Limitations & Future Work

  • Conclusions rely on GLM-4.5 Air as a judge; despite selecting a base model to reduce bias, the judge may still possess implicit stylistic preferences.
  • The experiment only covers single-turn dialogues, whereas model personality may shift with multi-turn context, user tone, task pressure, and memory states.
  • The trait list originates from Open Character Training; while broad, it does not represent the entire personality space, and interpretations may vary across cultural contexts.
  • Some models used smaller versions to save costs; while the authors believe styles are generalizable within families, model size and product configuration could still affect style.
  • ELO compresses complex expressions into pairwise rankings, making it difficult to explain combinatorial effects and contextual dependencies between traits.
  • vs. Big Five / MBTI Testing: Human psychological scales assume personality constructs valid for human populations, but LLM outputs do not necessarily satisfy these factor structures; this paper focuses on observable response styles.
  • vs. LLM output homogeneity: Previous work often discusses homogeneity in content; this paper shifts the focus to character training and interaction personality.
  • vs.

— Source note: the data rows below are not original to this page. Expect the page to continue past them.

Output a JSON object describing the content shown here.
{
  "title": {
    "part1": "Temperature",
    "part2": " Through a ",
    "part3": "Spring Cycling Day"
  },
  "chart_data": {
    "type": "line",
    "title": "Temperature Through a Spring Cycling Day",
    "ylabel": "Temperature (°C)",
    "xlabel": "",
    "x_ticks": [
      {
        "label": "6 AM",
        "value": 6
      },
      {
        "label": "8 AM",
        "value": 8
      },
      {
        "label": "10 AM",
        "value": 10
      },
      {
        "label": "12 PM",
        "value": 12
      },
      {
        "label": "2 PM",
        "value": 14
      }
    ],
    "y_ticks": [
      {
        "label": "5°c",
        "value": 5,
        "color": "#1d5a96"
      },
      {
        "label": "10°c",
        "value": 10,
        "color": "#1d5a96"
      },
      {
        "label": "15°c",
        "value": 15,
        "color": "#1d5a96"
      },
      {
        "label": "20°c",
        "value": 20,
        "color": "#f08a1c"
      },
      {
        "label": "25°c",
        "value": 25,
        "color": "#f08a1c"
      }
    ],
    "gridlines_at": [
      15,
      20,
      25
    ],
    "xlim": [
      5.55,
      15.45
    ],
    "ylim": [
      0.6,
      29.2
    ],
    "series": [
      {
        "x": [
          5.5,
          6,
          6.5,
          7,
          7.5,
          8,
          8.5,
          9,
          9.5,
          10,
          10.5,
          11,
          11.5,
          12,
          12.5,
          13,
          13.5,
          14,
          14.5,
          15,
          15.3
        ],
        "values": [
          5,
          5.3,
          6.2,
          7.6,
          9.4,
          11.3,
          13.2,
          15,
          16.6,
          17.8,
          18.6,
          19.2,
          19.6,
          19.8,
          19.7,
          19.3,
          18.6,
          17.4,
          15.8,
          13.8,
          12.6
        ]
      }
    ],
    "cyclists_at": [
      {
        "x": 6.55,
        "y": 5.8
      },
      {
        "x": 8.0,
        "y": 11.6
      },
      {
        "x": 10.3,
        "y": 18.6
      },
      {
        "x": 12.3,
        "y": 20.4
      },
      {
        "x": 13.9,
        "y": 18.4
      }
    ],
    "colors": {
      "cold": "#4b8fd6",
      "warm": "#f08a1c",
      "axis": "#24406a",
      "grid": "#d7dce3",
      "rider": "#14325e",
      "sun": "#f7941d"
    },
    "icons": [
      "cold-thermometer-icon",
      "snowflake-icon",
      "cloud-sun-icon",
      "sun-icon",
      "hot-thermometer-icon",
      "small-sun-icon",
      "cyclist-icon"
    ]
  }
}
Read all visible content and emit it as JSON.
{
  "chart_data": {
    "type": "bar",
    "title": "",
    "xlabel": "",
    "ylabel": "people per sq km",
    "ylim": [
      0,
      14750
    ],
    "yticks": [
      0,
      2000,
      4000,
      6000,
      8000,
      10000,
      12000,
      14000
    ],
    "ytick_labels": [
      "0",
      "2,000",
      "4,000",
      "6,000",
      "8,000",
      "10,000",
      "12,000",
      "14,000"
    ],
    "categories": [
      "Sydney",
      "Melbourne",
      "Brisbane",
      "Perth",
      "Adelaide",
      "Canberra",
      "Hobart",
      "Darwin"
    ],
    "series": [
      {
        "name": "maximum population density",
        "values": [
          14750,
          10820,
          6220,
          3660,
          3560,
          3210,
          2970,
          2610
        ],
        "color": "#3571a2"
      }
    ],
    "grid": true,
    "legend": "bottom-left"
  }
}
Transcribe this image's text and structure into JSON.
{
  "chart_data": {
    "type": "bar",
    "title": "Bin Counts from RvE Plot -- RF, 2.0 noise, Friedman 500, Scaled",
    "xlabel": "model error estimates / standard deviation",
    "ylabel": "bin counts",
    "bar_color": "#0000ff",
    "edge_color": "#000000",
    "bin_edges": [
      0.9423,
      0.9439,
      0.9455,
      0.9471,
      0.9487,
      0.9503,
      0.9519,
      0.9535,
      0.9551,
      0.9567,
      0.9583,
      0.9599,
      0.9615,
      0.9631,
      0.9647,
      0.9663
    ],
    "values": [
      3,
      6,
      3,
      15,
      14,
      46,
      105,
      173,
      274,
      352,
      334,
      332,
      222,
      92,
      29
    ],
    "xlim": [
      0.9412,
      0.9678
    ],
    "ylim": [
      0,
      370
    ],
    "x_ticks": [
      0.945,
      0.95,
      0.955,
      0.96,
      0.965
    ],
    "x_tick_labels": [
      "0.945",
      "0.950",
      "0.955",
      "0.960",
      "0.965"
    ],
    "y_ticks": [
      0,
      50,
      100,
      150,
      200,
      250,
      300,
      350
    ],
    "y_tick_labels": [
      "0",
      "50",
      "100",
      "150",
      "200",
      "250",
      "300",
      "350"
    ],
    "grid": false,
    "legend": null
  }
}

Open Character Training: This paper reuses the revealed preference method but scales it to a cross-sectional comparison of 2026 frontier models and an analysis of GPT versions.
  • Insight: Future LLM evaluations should report "capability leaderboards" and "stylistic coordinate systems" separately, clarifying a model's orientation in dimensions like creativity, restraint, or directness for users and developers.

Rating

  • Novelty: ⭐⭐⭐⭐☆ The method builds on existing revealed preference frameworks, but the systematic analysis of personality homogenization in frontier models is highly original.
  • Experimental Thoroughness: ⭐⭐⭐⭐☆ Covers nine models, 144 traits, and 100k+ responses, though multi-turn and cross-cultural validation is missing.
  • Writing Quality: ⭐⭐⭐⭐☆ Clear narrative; charts capture core phenomena, though some conclusions still rely on judge-related assumptions.
  • Value: ⭐⭐⭐⭐☆ Provides practical reference value for LLM product experience, model evaluation, and character training design.